Students experience Chinese houses of worship


Calvin students visited Daoist temples while studying abroad in Beijing. Photo by Mimi Mutesa.

The 19 Calvin students on this fall’s Beijing semester have seen many of China’s beautiful houses of worship. They have seen many types of them as well, from temples thousands of years old, to churches built six years ago.

Several students are taking a Chinese history class. As part of this class, junior Johanna York said they have learned about Confucianism and Daoism’s “ideals and impacts on society.”

While studying these religions’ impact on Chinese society, students visited three  ancient temples, all thousands of years old: the Confucian Temple and Imperial Academy (a training school for ancient scholars), the White Cloud Daoist temple, and the Temple of Heaven.

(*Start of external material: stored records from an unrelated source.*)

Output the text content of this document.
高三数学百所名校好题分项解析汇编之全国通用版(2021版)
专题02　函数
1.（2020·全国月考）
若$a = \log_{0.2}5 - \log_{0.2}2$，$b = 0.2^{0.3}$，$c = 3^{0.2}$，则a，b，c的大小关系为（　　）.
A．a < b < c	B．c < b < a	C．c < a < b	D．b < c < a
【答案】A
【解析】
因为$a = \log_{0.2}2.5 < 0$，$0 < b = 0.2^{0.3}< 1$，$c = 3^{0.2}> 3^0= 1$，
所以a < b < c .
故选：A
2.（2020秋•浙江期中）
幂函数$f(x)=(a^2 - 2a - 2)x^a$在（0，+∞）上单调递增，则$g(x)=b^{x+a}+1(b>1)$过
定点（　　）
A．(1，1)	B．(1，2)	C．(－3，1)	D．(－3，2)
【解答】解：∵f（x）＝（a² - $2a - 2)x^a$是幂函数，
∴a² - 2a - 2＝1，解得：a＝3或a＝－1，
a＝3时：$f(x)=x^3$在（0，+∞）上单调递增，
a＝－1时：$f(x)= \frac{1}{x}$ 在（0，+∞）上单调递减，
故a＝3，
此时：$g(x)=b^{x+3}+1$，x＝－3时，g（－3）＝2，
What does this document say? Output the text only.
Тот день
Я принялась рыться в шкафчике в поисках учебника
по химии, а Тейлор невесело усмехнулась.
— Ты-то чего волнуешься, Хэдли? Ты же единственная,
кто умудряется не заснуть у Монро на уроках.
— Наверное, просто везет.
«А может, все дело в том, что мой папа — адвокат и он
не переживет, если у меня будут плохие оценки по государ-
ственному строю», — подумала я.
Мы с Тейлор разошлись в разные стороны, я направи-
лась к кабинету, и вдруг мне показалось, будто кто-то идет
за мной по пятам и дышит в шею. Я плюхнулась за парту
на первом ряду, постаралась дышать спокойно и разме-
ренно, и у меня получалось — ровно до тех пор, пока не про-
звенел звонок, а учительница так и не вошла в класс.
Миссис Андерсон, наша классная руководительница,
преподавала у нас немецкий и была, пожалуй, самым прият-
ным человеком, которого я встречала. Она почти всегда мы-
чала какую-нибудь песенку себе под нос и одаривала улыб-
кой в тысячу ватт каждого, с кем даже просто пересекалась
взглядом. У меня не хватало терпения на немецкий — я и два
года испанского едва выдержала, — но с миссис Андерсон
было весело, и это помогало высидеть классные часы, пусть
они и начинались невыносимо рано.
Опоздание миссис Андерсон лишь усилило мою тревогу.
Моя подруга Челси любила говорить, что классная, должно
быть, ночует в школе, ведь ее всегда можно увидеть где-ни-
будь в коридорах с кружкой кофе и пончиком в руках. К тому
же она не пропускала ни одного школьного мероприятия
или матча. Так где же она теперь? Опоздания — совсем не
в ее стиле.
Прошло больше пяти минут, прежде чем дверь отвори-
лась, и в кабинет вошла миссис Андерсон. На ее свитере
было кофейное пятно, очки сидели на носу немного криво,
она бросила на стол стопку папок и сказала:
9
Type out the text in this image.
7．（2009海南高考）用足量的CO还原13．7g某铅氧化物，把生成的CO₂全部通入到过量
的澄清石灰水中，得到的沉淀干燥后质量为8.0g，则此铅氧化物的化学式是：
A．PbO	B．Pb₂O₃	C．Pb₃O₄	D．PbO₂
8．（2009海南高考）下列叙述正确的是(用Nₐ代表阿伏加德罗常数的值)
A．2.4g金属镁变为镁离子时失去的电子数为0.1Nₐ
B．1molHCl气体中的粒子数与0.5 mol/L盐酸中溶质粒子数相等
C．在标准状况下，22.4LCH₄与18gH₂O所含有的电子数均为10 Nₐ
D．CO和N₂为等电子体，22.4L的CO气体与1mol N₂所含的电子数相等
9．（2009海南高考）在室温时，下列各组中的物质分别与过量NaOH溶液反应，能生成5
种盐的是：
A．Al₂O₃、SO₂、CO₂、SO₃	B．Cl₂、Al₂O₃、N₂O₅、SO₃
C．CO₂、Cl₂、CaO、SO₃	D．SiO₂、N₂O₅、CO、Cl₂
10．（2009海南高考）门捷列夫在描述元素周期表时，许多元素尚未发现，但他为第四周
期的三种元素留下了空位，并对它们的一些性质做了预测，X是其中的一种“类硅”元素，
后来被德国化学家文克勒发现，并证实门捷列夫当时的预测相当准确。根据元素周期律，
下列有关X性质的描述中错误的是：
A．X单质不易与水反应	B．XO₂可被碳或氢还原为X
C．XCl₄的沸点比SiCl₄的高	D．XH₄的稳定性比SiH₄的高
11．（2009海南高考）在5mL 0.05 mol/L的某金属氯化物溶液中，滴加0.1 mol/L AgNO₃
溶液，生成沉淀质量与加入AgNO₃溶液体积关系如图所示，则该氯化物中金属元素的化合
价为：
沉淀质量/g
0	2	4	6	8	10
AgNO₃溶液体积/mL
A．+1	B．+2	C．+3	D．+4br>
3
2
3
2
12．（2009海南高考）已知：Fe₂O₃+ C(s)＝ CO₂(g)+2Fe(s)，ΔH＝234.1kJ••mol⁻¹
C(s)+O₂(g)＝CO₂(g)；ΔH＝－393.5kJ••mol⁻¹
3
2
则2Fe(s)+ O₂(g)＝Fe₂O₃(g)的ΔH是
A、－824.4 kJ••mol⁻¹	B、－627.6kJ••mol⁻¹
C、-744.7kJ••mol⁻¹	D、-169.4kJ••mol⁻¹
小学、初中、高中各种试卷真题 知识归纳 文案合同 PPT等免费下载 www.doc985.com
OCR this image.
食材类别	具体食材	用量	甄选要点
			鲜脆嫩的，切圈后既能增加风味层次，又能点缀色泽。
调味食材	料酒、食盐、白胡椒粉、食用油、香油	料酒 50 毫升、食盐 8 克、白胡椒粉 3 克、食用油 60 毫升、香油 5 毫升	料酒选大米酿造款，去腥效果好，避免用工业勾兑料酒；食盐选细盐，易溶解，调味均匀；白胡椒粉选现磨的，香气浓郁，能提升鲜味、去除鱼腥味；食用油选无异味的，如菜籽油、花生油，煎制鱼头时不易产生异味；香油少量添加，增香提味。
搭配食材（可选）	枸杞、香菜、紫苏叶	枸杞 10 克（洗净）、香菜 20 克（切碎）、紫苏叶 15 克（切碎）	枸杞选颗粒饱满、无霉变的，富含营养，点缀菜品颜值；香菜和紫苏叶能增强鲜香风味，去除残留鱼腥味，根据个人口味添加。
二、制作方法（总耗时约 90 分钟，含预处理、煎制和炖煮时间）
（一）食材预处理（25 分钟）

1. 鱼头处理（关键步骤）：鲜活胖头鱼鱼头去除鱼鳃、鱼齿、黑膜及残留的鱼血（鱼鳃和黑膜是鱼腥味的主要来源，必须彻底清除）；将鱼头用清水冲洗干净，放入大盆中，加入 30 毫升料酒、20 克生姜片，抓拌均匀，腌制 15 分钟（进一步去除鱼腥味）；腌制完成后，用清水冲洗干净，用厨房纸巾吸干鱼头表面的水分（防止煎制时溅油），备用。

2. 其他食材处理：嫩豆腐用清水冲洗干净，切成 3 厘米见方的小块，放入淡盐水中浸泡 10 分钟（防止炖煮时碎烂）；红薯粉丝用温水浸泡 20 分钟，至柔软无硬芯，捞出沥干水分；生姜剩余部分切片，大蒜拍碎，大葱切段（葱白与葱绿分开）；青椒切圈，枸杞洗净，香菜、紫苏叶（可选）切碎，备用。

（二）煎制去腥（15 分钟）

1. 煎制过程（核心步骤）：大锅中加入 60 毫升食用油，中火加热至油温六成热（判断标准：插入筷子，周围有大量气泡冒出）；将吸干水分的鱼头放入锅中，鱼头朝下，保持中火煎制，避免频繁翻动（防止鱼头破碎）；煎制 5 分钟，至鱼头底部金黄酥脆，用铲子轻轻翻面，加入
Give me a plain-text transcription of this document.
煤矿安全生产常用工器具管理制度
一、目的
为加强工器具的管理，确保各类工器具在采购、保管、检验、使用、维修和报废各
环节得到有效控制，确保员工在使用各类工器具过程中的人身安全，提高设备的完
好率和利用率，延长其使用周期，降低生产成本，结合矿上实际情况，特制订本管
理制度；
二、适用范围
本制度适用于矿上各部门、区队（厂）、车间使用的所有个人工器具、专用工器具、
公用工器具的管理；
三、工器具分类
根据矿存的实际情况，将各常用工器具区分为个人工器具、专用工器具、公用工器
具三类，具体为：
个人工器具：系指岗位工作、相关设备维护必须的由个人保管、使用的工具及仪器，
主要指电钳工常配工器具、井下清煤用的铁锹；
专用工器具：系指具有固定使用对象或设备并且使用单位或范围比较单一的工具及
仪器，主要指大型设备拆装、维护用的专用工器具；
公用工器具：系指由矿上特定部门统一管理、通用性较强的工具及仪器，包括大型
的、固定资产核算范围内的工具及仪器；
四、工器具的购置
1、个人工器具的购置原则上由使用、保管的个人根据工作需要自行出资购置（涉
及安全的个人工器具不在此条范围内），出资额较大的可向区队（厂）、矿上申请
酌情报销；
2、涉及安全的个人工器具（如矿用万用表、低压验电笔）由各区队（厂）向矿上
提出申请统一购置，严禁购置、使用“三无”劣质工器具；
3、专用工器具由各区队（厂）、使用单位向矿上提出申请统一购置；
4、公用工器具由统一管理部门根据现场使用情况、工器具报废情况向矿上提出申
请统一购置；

The class “helped me focus on more than just the architecture, but also the spiritual implications of the structure,” York said, noting how some aspects of the temples “represented the different ideals that [we] learned about.”

Outside the temples, the students have observed hints of other religions. Christine Melching, a sophomore, noted they have seen several Mala bracelets (Buddhist prayer beads).

Anna Malchow, a junior, said that, “a big misconception [about China] is that you can’t talk about Christ, or you can’t go to church.Granted, you can’t openly talk about Christ, but there’s more outlets accessible than what I originally thought.”

The Chinese government requires all churches to register. Registered churches belong to the denomination of the Three-Self Patriotic Movement, regulated by the Communist party. There are therefore three types of Christian churches in China: registered churches, unregistered churches — commonly referred to as “house churches” — and international churches, where churchgoers must show an international passport to enter.  

During a trip to Dalian, a southern seaside city, the students toured several Christian churches. One church they visited, a narrow building with several floors, stood in an area that had been farmland six years ago.

Students have also attended services on their own. Like churches in America, the worship style varies from church to church and region to region, though many were more traditional.

Heather Hartman, junior, noted many congregations sing “out of a hymnal. The congregation will recite Bible verses together. There will be a choir wearing robes.”

“All the congregations have been welcoming,” Erica Norman, a senior, said. According to her, at each church she’s been to, there was a point in the service where they would sing newcomers a welcome song and give them informational brochures.

“That’s part of the service because there’s always new people,” Norman said. “There’s always people to welcome.”

Anaiah Zaniah, senior, agreed.

“The church in China is growing, and they are open to a lot of different people,” she said. Their welcoming attitude is “a very distinct thing about the Chinese church,” she said. “You always feel welcome there.”

Sermons at the registered churches don’t tend to be theologically deep, many students noticed.

“Often times the message is a little more surface level,”due to church regulations.  

Zaniah said, Melching agreed. “How simply they went over a passage was surprising to me,” she said.

Some students noticed at unregistered churches, this is not always the case. These churches remain unregistered to avoid regulations.

Hartman said in their experience, Christian institutions choose to remain unregistered “so that they could have the freedom to think whatever they wanted and think differently than other people.”

For many students, the international churches felt more familiar.

“The international churches tend to be more similar to what I’m used to in the US,” Zaniah said.

“I felt more at home, more familiar. But it’s also very different,” Sierra Galatas, a junior, said. She said she enjoyed seeing kids from many different countries “being the best of friends, and seeing that side of the church.”

No matter the type of church, the students found community with other Christians. Melching said she has “met some really faithful people, and it’s been very mind blowing to see the work they have done for God and for God’s church.”   

The students studying in Beijing this semester have had the opportunity to experience many aspects of Chinese culture, including Chinese street vendors and Chinese hospitality, as well as seeing how China’s beautiful churches and temples fit into its society. As the Calvin students have witnessed, the individual worshiper, no matter their religion, has access to houses of worship.